Wiesbaden feiert 2019 das „Jugendstil-Jahr“. Daran beteiligen sich das Stadtarchiv und die Kunstarche mit jeweils einer Ausstellung. Die Bezeichnung „Jugendstil“ - für die Epoche von etwa 1895 bis 1910 - leitet sich von der Münchner Zeitschrift „Jugend“ ab, die seit dem Erscheinen ihres ersten Jahrgangs 1896 ein Sprachrohr dieser künstlerischen Bewegung war. Diese Stilbewegung war kein deutsches, sondern ein europäisches Phänomen und hatte in jedem Land einen anderen Namen sowie durchaus unterschiedliche Erscheinungsformen. Der Jugendstil in Deutschland zeichnete sich unter dem Einfluss Frankreichs und Belgiens durch florale und ornamentale Formen, aber auch unter dem Einfluss der Wiener Secession durch strengere, geometrische Formen aus. Für die Ausbreitung des Jugendstils in Deutschland war Darmstadt von herausragender Bedeutung. Großherzog Ernst Ludwig von Hessen und bei Rhein ließ bereits vor 1900 Räume im Neuen Palais in Darmstadt von englischen Jugendstilkünstlern einrichten. Im Gegensatz zu Darmstadt ist der Jugendstil in Wiesbaden wenig beachtet worden. Lediglich die Denkmalpflege wies mit ihren Publikationen auf das Phänomen an Bauwerken der Stadt hin.

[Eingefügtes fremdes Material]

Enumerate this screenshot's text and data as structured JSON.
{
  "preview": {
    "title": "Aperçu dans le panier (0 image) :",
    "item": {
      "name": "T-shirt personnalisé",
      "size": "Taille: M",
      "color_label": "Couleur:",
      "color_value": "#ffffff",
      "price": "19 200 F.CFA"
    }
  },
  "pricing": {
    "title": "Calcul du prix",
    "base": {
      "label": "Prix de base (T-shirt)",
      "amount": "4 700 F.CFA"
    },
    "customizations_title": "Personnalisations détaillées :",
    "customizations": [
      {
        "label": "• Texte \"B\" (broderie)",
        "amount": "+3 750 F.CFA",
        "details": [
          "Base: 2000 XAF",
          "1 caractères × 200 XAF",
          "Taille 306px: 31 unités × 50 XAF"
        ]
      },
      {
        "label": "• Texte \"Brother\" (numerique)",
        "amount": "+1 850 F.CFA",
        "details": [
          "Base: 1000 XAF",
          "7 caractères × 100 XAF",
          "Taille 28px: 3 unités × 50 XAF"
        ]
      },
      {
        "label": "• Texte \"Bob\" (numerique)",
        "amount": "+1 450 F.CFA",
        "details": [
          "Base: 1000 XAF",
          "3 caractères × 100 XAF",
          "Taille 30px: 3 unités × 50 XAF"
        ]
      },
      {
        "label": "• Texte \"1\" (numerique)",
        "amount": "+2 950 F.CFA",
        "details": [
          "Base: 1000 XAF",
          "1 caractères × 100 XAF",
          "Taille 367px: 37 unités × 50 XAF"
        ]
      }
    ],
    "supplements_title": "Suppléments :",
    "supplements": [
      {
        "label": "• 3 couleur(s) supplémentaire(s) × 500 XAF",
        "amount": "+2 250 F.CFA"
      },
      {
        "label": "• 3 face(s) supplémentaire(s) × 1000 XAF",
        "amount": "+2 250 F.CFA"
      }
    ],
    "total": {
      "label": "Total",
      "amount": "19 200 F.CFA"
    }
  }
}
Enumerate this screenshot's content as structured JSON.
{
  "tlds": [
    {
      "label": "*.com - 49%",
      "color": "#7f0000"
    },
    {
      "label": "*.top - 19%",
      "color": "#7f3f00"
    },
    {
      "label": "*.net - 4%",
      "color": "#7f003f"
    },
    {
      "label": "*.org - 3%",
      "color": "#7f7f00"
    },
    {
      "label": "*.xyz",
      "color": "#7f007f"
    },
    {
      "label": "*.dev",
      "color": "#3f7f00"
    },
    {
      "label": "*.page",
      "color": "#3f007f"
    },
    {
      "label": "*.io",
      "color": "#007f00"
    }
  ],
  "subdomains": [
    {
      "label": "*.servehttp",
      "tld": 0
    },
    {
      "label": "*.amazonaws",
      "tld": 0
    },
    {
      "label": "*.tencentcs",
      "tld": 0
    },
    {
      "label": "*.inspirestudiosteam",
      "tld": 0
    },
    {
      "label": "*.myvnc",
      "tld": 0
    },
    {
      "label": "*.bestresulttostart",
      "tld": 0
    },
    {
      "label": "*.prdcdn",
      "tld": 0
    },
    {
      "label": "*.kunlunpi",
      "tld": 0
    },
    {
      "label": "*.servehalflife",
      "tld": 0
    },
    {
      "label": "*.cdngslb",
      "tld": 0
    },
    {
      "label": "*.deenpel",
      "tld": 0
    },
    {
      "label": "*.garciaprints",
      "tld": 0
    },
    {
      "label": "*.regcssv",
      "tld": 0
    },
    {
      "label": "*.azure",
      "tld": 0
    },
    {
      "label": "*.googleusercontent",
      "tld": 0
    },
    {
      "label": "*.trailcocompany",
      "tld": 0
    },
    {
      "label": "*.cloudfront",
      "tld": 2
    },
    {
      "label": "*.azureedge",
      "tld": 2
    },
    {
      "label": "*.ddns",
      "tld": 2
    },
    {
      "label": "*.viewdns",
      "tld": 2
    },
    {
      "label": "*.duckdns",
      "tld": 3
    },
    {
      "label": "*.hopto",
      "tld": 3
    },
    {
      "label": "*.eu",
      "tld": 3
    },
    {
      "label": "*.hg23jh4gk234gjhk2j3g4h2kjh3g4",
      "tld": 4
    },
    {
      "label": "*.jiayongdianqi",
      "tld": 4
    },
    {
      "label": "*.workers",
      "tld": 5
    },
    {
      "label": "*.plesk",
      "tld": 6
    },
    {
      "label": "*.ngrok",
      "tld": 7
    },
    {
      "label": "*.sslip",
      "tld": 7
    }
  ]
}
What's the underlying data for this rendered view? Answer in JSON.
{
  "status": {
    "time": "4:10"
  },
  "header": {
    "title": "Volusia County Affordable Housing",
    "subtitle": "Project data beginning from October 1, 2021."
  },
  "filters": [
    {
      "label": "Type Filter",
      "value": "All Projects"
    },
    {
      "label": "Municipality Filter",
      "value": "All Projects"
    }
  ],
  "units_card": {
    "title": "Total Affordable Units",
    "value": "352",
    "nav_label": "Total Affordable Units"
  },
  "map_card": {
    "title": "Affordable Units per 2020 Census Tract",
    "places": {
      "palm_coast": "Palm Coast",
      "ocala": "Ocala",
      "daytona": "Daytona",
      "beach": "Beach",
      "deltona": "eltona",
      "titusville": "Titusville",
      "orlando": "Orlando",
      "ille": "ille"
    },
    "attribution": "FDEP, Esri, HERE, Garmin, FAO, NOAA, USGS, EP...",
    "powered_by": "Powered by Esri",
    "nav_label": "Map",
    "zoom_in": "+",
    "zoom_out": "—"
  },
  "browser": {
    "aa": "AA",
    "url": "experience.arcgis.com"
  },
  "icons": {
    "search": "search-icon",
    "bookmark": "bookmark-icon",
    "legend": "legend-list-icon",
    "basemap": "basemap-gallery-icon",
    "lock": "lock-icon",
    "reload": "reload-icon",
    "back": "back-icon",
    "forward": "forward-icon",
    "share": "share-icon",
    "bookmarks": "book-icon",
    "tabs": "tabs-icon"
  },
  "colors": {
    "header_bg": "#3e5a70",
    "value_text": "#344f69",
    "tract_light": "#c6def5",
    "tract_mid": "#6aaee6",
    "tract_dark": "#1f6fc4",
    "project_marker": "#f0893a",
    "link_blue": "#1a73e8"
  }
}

Das Stadtarchiv präsentiert Fotografien von Michael Lebed mit bekannten und unbekannten „Jugendstil“-Bauten und -Bauelementen in Wiesbaden.

Zeitgleich mit der Ausstellung des Stadtarchivs eröffnet die Kunstarche eine Einzelausstellung über Hans Christiansen als „Gesamtkunstwerker“ des Jugendstils. Er lebte von 1911 bis zu seinem Tod 1945 mit seiner eleganten Frau Claire und drei Kindern in Wiesbaden in der Wilhelmstraße 17. Ein Weltbürger und Grandseigneur, fertigte er Entwürfe für Mode und verfasste philosophische Schriften. Im Brotberuf war er auch Porträtmaler und Professor an der hiesigen Kunstgewerbe-Schule und Volkshochschule. Seine Mitarbeit an „Jugend – Münchner illustrierte Wochenschrift für Kunst und Leben“ (1897) wie seine große Schaffenskraft in seinen Darmstädter Jahren 1898 bis 1911 kann aufgrund von Leihgaben aus der Sammlung Kirsch und historischer Fotos gezeigt werden.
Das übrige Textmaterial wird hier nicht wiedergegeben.